Yesterday, Visser said that Windows to Go - and several other features he called out - were "available exclusively to Windows 8 Enterprise customers." He also said that what he called "a new companion device license" was necessary if workers brought their own devices into the office for use with Windows to Go.
Microsoft has yet to set the price of that companion device license, according to Paul DeGroot, the founder of Pica Communications, and a well-known expert in deciphering Microsoft's complex, often-obtuse licensing.
Other features found only in Windows 8 Enterprise, Visser said, range from DirectAccess, which lets remote workers access corporate resources without a VPN, or virtual private network, to sideloading of company-built Metro apps, letting administrators control what goes on employees' devices and eliminating the need for them to tap into the consumer-grade Windows Store.
Several of the features Visser referenced, including DirectAccess, AppLocker and BranchCache, are not new but simply updated versions for Windows 8.

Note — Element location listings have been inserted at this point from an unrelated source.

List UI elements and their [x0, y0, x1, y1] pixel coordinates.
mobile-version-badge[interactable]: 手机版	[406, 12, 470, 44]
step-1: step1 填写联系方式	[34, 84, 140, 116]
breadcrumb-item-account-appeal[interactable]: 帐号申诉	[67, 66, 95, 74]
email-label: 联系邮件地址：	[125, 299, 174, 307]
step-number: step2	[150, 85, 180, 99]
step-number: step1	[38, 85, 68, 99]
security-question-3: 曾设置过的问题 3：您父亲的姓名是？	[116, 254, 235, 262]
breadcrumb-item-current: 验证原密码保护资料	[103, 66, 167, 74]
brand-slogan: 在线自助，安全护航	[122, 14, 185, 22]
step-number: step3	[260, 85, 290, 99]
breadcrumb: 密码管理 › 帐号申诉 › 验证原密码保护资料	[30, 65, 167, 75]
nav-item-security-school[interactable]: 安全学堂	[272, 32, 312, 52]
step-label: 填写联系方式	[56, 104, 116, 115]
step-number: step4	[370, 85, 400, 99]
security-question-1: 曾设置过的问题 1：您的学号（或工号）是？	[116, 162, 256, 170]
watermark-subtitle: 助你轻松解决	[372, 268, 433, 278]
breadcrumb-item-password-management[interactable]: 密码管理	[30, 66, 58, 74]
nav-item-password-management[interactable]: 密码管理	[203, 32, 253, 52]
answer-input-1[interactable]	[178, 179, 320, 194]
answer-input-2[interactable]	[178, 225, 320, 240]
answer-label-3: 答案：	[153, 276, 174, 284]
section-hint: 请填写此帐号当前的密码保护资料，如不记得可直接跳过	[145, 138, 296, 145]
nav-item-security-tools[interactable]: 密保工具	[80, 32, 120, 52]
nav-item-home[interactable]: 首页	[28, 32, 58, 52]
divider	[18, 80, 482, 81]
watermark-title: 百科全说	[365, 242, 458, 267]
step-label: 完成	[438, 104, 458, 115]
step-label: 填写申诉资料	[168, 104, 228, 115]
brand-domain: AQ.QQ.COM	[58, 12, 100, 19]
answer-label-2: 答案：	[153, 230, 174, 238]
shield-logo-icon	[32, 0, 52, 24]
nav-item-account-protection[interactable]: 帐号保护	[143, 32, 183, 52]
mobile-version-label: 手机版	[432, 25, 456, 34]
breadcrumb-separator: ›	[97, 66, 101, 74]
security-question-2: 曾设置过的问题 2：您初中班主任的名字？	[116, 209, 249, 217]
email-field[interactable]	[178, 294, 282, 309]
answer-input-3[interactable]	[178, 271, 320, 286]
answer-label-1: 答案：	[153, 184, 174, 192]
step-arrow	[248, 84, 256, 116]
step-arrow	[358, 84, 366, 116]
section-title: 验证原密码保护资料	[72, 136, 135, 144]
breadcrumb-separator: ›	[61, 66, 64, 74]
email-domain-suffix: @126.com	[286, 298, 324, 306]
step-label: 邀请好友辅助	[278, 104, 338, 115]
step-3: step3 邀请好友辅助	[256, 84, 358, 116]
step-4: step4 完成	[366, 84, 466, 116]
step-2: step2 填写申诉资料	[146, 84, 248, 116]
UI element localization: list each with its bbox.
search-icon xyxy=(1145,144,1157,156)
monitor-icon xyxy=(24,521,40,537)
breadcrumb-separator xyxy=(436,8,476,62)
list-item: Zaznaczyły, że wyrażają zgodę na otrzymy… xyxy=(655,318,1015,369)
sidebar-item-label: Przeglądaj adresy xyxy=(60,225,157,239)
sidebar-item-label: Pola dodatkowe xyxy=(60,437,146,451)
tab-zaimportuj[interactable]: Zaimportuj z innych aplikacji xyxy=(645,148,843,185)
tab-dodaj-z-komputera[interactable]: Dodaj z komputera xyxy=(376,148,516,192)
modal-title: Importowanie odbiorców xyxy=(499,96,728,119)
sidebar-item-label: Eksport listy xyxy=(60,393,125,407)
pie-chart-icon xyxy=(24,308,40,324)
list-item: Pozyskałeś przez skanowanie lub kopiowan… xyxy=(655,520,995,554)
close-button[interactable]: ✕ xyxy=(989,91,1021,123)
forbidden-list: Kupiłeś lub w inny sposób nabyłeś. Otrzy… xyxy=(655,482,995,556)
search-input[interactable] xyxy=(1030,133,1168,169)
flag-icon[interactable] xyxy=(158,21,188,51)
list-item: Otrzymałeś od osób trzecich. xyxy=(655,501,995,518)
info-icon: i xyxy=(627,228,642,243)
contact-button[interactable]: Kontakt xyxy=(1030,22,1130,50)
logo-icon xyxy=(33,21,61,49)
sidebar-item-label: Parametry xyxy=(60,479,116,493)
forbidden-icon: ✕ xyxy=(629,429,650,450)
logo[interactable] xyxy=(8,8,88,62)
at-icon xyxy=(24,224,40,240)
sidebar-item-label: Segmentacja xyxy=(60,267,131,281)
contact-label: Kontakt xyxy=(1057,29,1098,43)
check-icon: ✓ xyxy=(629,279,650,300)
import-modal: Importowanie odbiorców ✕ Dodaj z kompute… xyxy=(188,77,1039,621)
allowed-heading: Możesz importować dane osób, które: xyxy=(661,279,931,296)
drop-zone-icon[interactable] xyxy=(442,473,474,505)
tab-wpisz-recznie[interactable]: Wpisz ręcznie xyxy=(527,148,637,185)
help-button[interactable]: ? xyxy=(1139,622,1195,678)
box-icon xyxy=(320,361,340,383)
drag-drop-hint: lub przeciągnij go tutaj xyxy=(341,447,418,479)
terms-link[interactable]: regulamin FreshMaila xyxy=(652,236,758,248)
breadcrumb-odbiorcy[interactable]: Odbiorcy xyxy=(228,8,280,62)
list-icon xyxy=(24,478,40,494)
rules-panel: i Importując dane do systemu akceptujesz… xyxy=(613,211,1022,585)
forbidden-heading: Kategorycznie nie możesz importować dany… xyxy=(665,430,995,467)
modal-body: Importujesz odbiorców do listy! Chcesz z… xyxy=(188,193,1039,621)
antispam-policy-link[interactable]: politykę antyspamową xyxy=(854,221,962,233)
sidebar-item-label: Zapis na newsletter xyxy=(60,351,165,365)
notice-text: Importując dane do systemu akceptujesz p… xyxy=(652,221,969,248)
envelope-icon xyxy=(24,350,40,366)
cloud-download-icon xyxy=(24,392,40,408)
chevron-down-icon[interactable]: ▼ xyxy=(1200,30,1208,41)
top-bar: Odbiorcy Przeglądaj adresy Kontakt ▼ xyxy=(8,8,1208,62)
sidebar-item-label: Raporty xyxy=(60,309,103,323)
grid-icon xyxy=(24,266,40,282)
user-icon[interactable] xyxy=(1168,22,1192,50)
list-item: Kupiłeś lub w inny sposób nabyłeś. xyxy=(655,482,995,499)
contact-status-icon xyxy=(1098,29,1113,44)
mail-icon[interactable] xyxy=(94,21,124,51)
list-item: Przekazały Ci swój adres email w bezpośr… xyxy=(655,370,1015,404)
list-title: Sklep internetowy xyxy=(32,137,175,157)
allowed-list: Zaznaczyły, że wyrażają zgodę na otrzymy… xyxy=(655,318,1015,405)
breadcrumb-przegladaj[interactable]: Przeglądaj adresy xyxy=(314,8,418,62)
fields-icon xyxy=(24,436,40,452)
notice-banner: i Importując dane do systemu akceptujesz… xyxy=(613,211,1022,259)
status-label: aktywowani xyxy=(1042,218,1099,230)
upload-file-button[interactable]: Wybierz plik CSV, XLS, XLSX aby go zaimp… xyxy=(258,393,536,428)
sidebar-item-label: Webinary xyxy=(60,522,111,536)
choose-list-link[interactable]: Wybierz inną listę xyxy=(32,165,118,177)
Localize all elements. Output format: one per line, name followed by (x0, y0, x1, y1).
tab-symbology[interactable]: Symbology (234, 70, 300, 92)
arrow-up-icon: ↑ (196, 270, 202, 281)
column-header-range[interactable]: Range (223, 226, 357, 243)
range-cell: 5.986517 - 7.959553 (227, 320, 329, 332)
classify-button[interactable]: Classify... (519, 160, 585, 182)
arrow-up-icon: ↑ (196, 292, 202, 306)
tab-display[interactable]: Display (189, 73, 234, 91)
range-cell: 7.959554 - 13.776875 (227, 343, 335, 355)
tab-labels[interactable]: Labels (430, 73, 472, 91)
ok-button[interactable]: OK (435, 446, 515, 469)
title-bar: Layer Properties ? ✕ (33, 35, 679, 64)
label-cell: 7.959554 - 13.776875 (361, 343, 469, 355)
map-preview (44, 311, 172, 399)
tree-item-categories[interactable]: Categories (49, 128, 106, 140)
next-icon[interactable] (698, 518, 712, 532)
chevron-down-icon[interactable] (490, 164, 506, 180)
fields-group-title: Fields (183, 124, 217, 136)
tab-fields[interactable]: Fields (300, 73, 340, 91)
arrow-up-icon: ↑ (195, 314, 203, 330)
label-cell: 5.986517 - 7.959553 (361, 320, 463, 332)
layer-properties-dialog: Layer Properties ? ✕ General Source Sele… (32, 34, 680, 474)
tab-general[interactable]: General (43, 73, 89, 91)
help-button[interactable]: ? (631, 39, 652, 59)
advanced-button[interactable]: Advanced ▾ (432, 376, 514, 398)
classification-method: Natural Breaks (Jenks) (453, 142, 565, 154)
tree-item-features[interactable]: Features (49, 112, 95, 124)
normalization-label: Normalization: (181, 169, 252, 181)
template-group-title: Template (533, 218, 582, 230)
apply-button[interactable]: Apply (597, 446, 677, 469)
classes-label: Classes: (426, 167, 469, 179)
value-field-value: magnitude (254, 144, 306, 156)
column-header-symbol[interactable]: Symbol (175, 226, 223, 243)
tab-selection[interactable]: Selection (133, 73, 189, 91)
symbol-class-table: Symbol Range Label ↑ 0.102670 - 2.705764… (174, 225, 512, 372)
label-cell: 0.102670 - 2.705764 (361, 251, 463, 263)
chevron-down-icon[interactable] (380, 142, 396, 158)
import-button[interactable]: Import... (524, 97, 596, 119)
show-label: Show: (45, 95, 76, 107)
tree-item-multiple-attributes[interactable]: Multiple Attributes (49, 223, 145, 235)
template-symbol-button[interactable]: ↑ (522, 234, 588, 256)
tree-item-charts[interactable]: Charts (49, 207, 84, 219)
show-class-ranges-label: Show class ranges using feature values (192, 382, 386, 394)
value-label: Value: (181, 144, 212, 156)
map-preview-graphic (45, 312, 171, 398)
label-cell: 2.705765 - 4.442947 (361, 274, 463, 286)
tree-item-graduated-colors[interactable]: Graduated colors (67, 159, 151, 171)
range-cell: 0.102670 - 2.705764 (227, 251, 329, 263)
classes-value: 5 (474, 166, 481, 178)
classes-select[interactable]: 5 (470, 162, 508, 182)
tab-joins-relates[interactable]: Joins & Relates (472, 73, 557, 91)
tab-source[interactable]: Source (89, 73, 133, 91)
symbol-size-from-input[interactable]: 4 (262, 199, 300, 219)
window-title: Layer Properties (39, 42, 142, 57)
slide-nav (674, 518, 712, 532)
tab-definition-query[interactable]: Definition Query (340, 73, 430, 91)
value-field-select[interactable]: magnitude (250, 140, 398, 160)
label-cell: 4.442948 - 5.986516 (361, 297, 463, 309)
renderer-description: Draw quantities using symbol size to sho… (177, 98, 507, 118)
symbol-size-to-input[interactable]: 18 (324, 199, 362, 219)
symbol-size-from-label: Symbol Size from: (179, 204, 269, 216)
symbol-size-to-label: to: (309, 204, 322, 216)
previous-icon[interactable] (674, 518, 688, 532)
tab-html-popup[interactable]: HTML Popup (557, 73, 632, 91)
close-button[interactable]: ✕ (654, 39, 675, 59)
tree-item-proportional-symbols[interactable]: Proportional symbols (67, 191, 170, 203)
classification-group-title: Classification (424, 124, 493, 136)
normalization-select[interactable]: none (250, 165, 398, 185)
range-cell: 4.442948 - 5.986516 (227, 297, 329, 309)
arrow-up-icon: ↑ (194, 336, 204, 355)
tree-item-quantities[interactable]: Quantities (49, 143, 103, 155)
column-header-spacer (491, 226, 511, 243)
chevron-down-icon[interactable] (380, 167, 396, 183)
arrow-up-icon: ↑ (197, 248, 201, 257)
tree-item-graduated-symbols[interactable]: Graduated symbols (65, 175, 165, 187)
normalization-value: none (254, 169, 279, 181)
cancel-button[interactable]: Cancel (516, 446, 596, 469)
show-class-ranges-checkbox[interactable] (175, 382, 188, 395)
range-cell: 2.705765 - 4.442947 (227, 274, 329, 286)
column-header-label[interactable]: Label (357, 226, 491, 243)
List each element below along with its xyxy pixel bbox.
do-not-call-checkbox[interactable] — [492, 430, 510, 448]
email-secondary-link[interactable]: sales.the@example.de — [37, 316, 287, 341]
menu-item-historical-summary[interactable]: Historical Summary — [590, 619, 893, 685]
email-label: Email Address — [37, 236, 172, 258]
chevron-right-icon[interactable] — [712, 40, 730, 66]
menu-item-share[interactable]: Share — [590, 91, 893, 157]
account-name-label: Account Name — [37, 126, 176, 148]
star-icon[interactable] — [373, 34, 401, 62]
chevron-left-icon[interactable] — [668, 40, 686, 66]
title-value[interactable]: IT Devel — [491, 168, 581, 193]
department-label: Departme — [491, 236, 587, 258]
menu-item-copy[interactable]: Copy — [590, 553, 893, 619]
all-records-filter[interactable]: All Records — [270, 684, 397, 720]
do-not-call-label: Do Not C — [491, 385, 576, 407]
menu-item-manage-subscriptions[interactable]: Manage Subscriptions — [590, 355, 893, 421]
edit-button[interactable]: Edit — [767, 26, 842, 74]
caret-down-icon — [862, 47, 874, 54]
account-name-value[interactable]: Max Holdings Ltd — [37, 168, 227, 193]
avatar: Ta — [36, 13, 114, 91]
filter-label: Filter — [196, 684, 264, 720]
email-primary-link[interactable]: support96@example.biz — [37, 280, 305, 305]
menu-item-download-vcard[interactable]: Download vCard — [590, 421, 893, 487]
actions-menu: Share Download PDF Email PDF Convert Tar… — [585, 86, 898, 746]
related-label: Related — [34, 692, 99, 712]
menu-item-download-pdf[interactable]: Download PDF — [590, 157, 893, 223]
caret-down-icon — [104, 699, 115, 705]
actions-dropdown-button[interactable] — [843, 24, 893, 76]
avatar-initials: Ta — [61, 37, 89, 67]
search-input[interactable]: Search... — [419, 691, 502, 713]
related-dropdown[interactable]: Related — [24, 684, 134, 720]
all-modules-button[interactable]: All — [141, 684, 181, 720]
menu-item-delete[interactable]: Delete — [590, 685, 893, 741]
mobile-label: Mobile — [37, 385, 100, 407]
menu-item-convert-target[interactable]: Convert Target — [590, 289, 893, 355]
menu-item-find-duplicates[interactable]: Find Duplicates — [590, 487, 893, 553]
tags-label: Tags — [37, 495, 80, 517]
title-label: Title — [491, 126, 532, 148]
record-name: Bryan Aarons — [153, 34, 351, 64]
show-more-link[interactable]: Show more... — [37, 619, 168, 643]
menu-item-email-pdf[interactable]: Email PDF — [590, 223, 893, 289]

Microsoft has also removed the exclusivity label from some features formerly available only in Windows 7 Enterprise, and added them to Windows 8 Pro as well. Top on that list: BitLocker and BitLocker to Go full-disk encryption.
Windows 8 Enterprise is essentially Windows 8 Pro, the most feature-filled of the two retail editions Microsoft will launch later this year, with numerous exclusive features added to the program.